For individuals who care for loved ones or friends, the holiday season can ratchet up the stress level even higher. If you are a part-time or full-time caregiver, consider these tips to keep holiday stress to a minimum this year.
Take Time to Plan
Before the holidays arrive, set aside some time to list the major events coming up. If you’ll be preparing a meal for a large crowd over Thanksgiving, for example, plan to cook and freeze as much as possible beforehand.

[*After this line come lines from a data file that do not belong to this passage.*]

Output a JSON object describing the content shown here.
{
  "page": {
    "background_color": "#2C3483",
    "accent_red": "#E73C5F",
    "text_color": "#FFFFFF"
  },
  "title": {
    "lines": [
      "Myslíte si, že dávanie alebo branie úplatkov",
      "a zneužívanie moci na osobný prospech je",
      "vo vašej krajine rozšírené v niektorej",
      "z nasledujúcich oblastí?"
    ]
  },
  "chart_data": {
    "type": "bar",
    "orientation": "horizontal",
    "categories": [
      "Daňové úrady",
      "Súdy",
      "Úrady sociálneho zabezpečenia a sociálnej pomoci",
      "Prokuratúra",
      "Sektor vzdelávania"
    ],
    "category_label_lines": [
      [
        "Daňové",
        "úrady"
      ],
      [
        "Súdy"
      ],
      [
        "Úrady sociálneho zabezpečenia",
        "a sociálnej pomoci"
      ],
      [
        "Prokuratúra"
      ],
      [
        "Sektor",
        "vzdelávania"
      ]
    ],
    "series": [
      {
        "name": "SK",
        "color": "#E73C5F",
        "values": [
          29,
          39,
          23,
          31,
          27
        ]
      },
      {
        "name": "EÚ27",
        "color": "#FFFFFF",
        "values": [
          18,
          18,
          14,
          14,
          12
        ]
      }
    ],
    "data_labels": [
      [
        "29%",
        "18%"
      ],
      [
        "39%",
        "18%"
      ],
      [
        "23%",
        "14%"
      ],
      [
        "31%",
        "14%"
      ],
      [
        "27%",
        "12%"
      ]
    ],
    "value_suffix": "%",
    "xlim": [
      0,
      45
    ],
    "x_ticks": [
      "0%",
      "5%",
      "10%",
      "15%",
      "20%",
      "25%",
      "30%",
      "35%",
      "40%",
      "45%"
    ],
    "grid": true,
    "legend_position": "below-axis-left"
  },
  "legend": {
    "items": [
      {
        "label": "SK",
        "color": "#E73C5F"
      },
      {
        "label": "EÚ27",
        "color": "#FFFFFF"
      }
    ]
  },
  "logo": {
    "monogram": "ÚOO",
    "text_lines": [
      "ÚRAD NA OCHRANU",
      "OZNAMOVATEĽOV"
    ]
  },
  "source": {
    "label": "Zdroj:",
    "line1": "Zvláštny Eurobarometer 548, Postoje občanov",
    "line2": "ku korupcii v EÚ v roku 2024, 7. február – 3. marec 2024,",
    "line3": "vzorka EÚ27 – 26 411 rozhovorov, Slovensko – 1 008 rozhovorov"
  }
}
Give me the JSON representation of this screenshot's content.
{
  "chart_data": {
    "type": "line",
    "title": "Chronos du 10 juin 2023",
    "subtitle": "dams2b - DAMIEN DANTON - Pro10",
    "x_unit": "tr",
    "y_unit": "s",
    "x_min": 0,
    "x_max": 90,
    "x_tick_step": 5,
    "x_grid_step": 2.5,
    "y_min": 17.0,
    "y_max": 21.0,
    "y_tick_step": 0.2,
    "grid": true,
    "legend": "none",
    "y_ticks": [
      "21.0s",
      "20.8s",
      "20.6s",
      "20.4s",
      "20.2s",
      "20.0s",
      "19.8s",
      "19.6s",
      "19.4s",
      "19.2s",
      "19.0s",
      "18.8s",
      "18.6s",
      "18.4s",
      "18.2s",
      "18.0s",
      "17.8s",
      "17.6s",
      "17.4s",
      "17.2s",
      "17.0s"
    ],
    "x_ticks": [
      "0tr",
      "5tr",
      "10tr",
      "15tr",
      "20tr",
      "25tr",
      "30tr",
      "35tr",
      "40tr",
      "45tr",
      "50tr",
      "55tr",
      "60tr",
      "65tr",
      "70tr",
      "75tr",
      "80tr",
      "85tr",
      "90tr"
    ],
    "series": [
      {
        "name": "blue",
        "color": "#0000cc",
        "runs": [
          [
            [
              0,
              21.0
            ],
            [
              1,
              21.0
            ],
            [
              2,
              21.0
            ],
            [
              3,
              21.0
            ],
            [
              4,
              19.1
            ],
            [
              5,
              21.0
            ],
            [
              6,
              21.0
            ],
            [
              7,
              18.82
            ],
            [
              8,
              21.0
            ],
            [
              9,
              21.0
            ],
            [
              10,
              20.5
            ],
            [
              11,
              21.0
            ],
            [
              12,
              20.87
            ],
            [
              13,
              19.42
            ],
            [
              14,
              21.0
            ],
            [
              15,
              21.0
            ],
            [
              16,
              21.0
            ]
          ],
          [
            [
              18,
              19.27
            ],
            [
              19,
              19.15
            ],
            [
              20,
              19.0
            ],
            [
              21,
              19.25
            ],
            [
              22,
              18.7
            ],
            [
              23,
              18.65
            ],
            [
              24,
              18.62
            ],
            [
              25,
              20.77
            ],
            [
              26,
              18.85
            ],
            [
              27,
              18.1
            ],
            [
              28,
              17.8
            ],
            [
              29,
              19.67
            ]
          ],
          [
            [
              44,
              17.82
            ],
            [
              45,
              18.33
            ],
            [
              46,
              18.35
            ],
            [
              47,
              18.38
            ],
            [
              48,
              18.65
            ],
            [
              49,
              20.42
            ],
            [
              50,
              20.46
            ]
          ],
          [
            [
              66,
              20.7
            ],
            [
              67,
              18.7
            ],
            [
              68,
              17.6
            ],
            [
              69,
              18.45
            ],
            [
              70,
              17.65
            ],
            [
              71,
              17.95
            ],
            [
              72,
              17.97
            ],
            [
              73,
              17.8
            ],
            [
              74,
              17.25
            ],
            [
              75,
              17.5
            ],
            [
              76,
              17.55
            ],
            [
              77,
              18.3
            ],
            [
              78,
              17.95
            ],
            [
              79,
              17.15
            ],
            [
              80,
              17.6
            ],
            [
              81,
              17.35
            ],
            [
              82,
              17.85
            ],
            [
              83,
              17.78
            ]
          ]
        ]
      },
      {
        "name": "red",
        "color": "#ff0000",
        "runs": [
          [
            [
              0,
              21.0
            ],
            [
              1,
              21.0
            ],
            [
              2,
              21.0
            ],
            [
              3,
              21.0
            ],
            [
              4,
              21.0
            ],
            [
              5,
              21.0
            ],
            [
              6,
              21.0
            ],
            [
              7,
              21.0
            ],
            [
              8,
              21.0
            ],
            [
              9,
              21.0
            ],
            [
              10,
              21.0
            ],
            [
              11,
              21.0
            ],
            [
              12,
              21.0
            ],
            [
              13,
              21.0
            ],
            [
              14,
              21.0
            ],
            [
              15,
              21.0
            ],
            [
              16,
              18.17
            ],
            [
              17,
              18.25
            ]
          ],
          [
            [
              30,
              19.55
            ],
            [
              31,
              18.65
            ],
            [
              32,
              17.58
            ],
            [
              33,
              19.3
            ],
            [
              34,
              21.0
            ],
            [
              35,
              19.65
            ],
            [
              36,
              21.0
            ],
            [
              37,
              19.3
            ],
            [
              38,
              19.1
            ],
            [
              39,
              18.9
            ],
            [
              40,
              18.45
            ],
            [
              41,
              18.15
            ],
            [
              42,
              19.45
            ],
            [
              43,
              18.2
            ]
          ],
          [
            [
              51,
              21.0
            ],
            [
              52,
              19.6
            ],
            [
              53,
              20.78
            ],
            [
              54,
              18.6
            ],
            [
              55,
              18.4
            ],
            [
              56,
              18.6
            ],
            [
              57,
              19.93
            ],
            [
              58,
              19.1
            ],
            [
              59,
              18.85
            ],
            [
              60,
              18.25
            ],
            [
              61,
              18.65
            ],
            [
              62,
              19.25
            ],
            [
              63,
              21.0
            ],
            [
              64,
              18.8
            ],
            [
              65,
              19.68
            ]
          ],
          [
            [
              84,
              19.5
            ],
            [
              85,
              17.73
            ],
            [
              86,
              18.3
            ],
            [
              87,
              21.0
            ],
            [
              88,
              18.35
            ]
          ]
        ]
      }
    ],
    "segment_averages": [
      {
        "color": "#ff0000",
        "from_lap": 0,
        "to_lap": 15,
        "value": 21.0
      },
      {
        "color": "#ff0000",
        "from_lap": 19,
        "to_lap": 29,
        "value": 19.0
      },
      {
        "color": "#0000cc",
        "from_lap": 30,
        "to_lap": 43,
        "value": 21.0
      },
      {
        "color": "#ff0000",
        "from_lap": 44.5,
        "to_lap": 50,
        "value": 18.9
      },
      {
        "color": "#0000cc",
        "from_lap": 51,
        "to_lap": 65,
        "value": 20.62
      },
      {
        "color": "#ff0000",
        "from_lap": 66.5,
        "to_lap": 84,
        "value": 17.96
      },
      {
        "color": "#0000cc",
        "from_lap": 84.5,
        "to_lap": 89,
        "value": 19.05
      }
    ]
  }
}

If you’re expecting visitors for long stretches of the holidays, plan to delegate some responsibilities to them.
Keep it Simple
Whatever activities or events you’re planning, try to keep them as simple as possible. Instead of 20 different dishes for Thanksgiving dinner, why not stick to five or six? Consider making the main dish yourself and purchasing side dishes from a local restaurant or market. Alternatively, plan your meal as a potluck, and ask your guests to bring dishes to share.
Remember that the holidays are about spending time with people you love rather than focusing on extravagant gifts or decorations.
Let Go of Guilt
Many caregivers experience guilt as they wonder if they’re doing all they could for their loved one. The holidays can intensify feelings of perfectionism and the need to provide the best memories ever for family members.
Understand that as much as you may want — and work hard — to provide a special holiday for your senior loved one, you cannot control everything. In some cases, a loved one may be in a negative state of mind no matter what you do. To enjoy the holidays yourself, let go of any feelings of guilt.
Many caregivers experience burnout as the result of continuing, elevated stress levels and lack of rest. To continue to provide the best possible care for your loved one, it’s important that you also take care of your own needs.
Recognize the signs of burnout, and be sure to set aside time for yourself as you juggle caregiving with your additional work and family responsibilities during the holidays.
Get Support When You Need it
Caregivers often are selfless individuals who sacrifice their own well-being for the sake of their loved ones. To keep yourself sane and healthy, it’s critical to seek help when you need it. You can turn to friends and family members for a respite, or you can seek care through a community like Edgehill.
By asking for help from time to time, keeping things simple, letting go of guilt, and setting aside some time for yourself, you can cope with holiday stress and start the new year renewed and refreshed.